What real self-confidence looks like and what it doesn’t look like

There’s a big difference between a true sense of security and one that only appears to be so.  Even though sometimes it’s hard to tell the difference, due to subtle indicators that aren’t visible from the outside.

There’s at least two reasons I can think of that make this topic something important to explore.  One is for one’s personal growth and the other is for when you’re dealing with others.  The key determining factor of confidence is not requiring proof.  What I mean is that if someone is confident in their idea or whatever it is they’re taking on in life, they won’t feel the need to prove it to themselves or others.  If there’s even a minimal need of this, then confidence might be around the corner, but it hasn’t fully taken place just yet.

When we look at the definition of confidence, three of them are:

  • The feeling or belief that one can rely on someone or something; firm trust.
  • The state of feeling certain about the truth of something.
  • A feeling of self-assurance arising from one’s appreciation of one’s own abilities or qualities.

The way confidence is defined makes it pretty clear that there is no need of proof.  You know (you feel and/or believe) whatever the decision or whoever the person you’re bestowing confidence upon is a sure thing.  I would go a step further and add that even if it’s confidence in uncertainty, it’s still confidence because it’s rendering uncertainty a sure thing.

So when it comes to yourself, if you notice a need for approval or confirmation of being on the right track (with a decision or your thought process on a subject), you may want to explore why you feel this need.  Through questions and thought on the need for approval you can arrive at the reason for your uncertainty or lack of confidence on the matter and in turn, you can find answers or get the confirmation you need to move towards confidence.

If it’s confidence when dealing with others, what I’m talking about here (for the purpose of this blog post) is confidence portrayed in a boastful, arrogant and conceited way.  Confidence at its purest form, at least in the way I’ve experienced it and seen it, is authentic (it feels super genuine, like it’s a part of that person).  It usually comes across as a person who is expressing in their body language, tone and choice of words certainty, affirmation in regards to their belief with no signs of belittlement towards others.  When I’ve seen it in its arrogant form (so to speak), it is quite different.

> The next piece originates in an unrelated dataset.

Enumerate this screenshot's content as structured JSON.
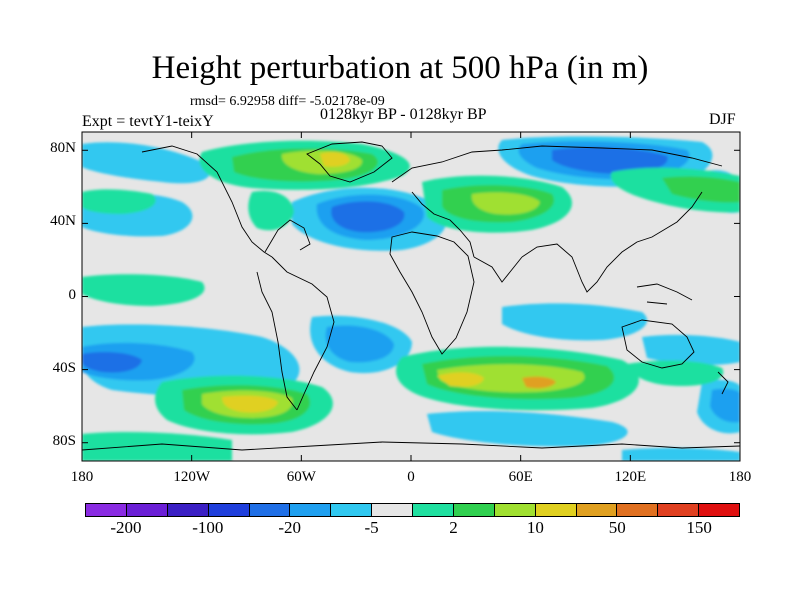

When someone acts with confidence, but isn’t; it comes across as a competitive dialogue or as a person who is talking in a way that expresses superiority (where they are superior to me or to those they’re talking to or about).  This type of confidence when encountered can tell you an entirely different story about the person you’re dealing with and that story is that this person is super insecure.

Their confidence is merely a façade that gives them a false sense of security (and superiority, if I may add) that is a clear sign of them needing confirmation from the external (validation) that they are good at what they do or are doing the right things. When dealing with these types of individuals, it is quite hard to empathize or be nice to them, and think nicely or at least neutrally about them.  The reason is the belittlement component.  No one likes to be talked down to.  With awareness of this though, one can know that when dealing with someone who shows signs of arrogant confidence they are most likely quite insecure.  Their need to feel superior, which is shown through their behavior and how they talk, is a representation of this.

The next time you see someone who expresses themselves with an arrogant confidence, just remember that they are probably suffering with many doubts and insecurities.

 

How do you identify true confidence?